How Does Fibre Optic Differ from Cable?
Commercial data cabling is your link to the outside world. It powers internet, data storage, communication, entertainment – basically everything needed to run a modern business. When it comes to commercial data cabling, businesses have a choice between:
- Fibre optic
- Coaxial (known as ‘cable’)
Despite being mission-critical infrastructure, most people outside the IT department would be challenged to describe the differences between fibre optic cabling and coaxial networks.
Rather than relegate commercial data cabling to the tech team, we’re going to walk you through the differences. Which is faster? What is the cost implication? Is fibre optic cabling more stable than coax? And of course, which is better for your business?
How fibre optic and cable connections work
Coaxial data cabling
Most existing commercial data cabling uses coaxial technology to deliver data and TV connections simultaneously. Coaxial data cabling is characterised by:
- Copper core
- Aluminium insulation
- Copper shield
- Outer plastic layer
With all that copper, it’s no wonder most Australians have come to know this kind of commercial data cabling as ‘copper cable’.
Fibre optic cabling
Fibre internet connections beam light signals along a special type of glass or plastic. These modulated light signals carry data without using any electricity or metal.
It might seem like something from a sci-fi movie. But fibre has long been used for transcontinental communications because it is faster, more secure, and more scalable than copper. It’s only recently that the technology has become commonplace in commercial data cabling and local internet infrastructure.
Speed and stability
Is fibre optic cable faster?
The short answer is yes. Fibre optic moves data at something close to the speed of light – much faster than copper can transmit. Over longer distances, too, without the degradation that comes with copper.

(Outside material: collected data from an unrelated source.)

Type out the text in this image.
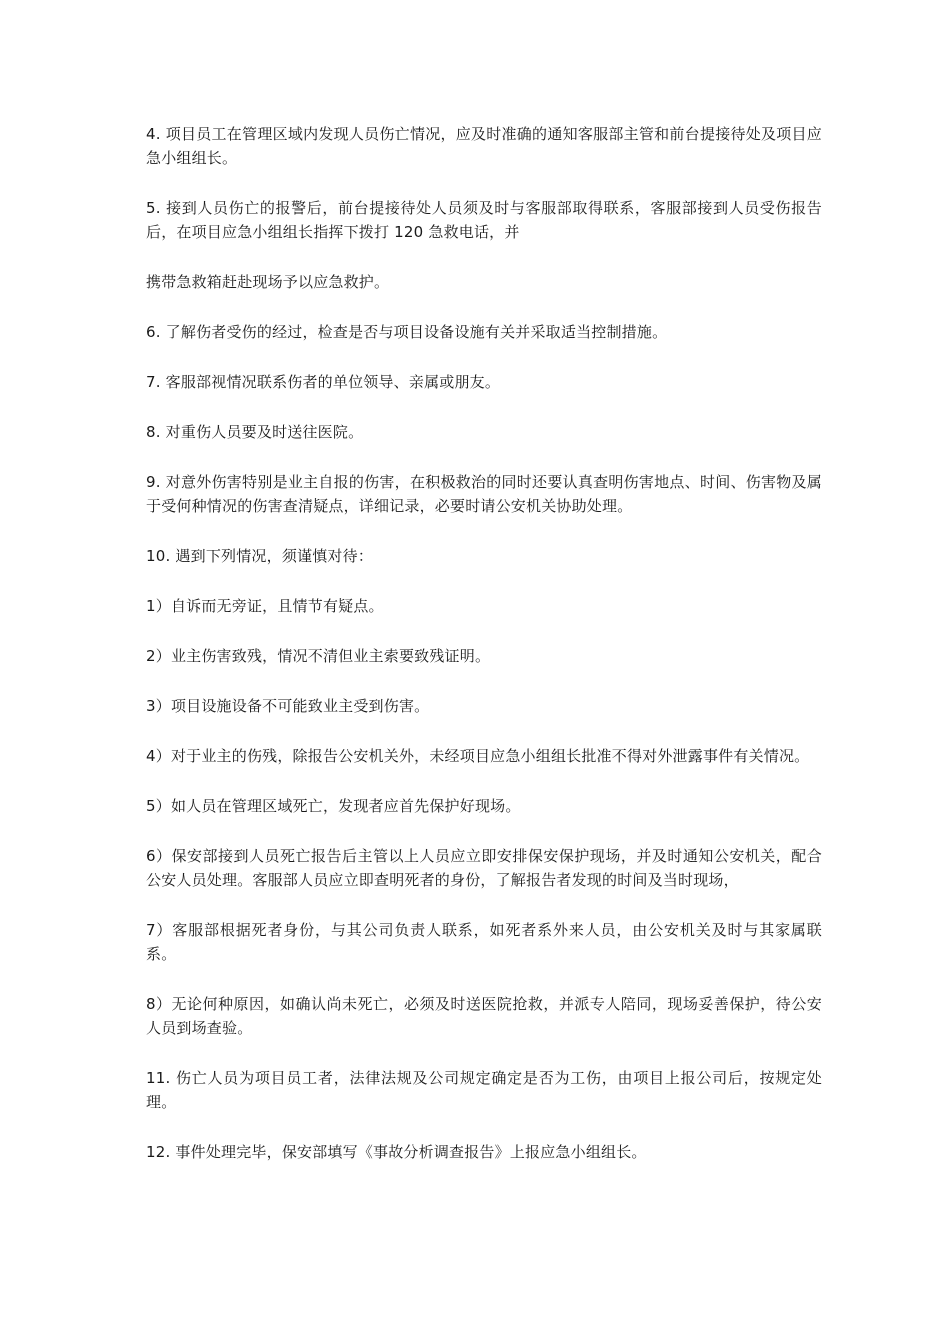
4. 项目员工在管理区域内发现人员伤亡情况，应及时准确的通知客服部主管和前台提接待处及项目应急小组组长。

5. 接到人员伤亡的报警后，前台提接待处人员须及时与客服部取得联系，客服部接到人员受伤报告后，在项目应急小组组长指挥下拨打 120 急救电话，并

携带急救箱赶赴现场予以应急救护。

6. 了解伤者受伤的经过，检查是否与项目设备设施有关并采取适当控制措施。

7. 客服部视情况联系伤者的单位领导、亲属或朋友。

8. 对重伤人员要及时送往医院。

9. 对意外伤害特别是业主自报的伤害，在积极救治的同时还要认真查明伤害地点、时间、伤害物及属于受何种情况的伤害查清疑点，详细记录，必要时请公安机关协助处理。

10. 遇到下列情况，须谨慎对待：

1）自诉而无旁证，且情节有疑点。

2）业主伤害致残，情况不清但业主索要致残证明。

3）项目设施设备不可能致业主受到伤害。

4）对于业主的伤残，除报告公安机关外，未经项目应急小组组长批准不得对外泄露事件有关情况。

5）如人员在管理区域死亡，发现者应首先保护好现场。

6）保安部接到人员死亡报告后主管以上人员应立即安排保安保护现场，并及时通知公安机关，配合公安人员处理。客服部人员应立即查明死者的身份，了解报告者发现的时间及当时现场，

7）客服部根据死者身份，与其公司负责人联系，如死者系外来人员，由公安机关及时与其家属联系。

8）无论何种原因，如确认尚未死亡，必须及时送医院抢救，并派专人陪同，现场妥善保护，待公安人员到场查验。

11. 伤亡人员为项目员工者，法律法规及公司规定确定是否为工伤，由项目上报公司后，按规定处理。

12. 事件处理完毕，保安部填写《事故分析调查报告》上报应急小组组长。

Plus, fibre optic cable delivers a bigger data load. Copper commercial data cable was designed to carry enough data for a voice call, whereas fibre has no (theoretical) bandwidth cap.
So, if fibre is faster, with bigger bandwidth and good over distance, why isn’t it used everywhere?
Fibre is fragile
One big reason is the material used for coaxial cabling is more robust. Fibre optic cabling is susceptible to physical damage from construction, chemicals, radiation, overbending and a self-destructive phenomenon called ‘fibre fuse’.
The cost question
Another reason for copper’s prevalence is its relatively low cost. Fibre’s delicateness makes it trickier to install. And because data (light) only travels one way, you need double the infrastructure to send and receive data whereas coaxial handles downloading and uploading together.
Fibre optic infrastructure is becoming more cost-effective, but it’s still a substantial investment compared to copper.